Because Maggie does a lot of musical theatre, she said, ‘let’s write music’ and we said, ‘okay’, so we did. This is the first time we’ve all done stand-up comedy and music. We used some of her musical theatre contacts to make backing tracks, got all these lovely people that didn’t even know us to donate money to get a musical director and make backing tracks. We each wrote a song about our individual level of motherhood, so we each perform a solo song. We also have a theme song – which is traditional, so we don’t have to pay any royalties. It’s ‘Three Stuffed Mums’ to the tune of ‘Three Blind Mice’.

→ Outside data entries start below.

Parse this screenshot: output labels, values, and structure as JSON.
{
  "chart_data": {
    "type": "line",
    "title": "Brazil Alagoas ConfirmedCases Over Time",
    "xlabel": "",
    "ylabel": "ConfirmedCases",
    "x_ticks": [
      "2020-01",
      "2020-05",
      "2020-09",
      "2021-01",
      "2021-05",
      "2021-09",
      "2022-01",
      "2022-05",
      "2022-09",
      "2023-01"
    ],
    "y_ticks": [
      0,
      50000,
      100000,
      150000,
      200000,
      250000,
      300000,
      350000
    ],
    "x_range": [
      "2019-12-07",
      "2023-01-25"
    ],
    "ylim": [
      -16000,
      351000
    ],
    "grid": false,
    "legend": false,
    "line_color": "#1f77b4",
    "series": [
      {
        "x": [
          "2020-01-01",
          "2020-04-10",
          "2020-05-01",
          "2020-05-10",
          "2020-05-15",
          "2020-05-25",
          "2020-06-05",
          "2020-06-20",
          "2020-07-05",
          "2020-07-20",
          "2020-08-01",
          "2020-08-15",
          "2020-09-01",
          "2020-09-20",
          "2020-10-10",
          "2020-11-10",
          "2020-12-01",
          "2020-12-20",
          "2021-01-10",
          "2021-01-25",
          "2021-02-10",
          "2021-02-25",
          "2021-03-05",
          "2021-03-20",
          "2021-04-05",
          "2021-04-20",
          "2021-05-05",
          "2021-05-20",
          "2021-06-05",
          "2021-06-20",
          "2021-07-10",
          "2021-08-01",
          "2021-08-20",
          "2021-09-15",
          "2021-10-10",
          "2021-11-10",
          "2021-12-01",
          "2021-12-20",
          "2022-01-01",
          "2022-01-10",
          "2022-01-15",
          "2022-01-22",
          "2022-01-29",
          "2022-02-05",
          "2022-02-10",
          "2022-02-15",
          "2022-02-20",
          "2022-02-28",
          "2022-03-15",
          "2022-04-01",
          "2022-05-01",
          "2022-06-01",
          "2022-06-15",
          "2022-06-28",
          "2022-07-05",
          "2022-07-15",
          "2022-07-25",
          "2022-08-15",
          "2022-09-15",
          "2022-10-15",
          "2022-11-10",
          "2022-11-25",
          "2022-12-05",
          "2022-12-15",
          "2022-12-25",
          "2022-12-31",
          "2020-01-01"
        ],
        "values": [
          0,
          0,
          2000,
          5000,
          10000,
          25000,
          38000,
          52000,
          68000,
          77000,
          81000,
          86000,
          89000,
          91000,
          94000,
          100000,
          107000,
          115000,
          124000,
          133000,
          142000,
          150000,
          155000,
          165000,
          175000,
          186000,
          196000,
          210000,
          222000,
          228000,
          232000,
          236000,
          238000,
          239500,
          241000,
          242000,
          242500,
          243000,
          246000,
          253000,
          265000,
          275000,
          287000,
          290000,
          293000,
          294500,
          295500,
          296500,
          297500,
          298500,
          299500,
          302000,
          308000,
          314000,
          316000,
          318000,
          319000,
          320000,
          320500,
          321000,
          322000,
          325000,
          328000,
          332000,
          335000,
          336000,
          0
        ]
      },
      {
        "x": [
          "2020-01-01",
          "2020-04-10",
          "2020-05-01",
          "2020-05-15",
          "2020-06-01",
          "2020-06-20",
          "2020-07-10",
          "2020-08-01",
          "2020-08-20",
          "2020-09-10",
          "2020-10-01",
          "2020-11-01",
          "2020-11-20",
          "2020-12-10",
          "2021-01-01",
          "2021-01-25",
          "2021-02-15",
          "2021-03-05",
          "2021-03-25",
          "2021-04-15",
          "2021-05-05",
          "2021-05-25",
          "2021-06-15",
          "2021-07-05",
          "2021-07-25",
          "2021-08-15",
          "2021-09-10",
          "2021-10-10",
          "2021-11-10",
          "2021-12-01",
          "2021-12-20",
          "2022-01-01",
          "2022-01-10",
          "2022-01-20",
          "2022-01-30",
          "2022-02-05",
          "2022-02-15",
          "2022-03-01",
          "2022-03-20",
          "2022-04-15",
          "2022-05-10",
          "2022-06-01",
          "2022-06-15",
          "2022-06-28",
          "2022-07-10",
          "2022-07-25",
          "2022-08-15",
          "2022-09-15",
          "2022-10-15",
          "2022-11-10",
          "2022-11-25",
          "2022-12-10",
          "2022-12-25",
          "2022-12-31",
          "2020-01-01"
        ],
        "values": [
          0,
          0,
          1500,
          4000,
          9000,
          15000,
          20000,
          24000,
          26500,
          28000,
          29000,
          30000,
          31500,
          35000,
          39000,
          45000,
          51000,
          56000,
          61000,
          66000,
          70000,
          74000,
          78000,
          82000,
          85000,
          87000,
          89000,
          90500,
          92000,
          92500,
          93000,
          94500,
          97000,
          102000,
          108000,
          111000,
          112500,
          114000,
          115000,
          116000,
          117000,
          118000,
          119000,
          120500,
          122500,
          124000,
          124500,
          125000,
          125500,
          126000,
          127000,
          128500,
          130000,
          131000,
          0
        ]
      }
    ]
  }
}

It’s been really fun to do and we’ve gotten a lot of support because although people talk about mothers, and Fiona O’Loughlin talks about being a bad mother, there’s not a lot of comedy aimed towards that market.
Our songs say it all: Kate’s is called ‘I Don’t Want To Be A Mum Today’. It’s so frenetic; there are so many things you have to do: they hit their heads, they roll over, everybody has advice…
Maggie’s is in that transition period: her son is 16 and her song is called ‘Teenage Blues’ – it’s a bluesy number.
My song is ‘You’ve Grown’. We’re at the end of the cycle now – you’re up, you’re out, you’re gone – with a bit of a twist at the end. It involves a feather boa but I’ll leave it at that.
The tagline is, ‘for everybody who’s had a mum or been a mum or is just wondering what the heck your mum’s been thinking all these years…’
Even though this show has a theme, each of the comics have different styles of comedy within that. We’re talking about mothers in our own era, but also in our own styles. Mine is a bit more brash and a bit more ‘what the f*ck?!’; Kate’s is very cheerful and very good-hearted and a very ‘good ol’ Aussie girl’ kind of thing. And Maggie’s a Scot, and has a different way at looking at things, and she’s got a teenager with all the problems…
It’s very good to see unity within all the diversity.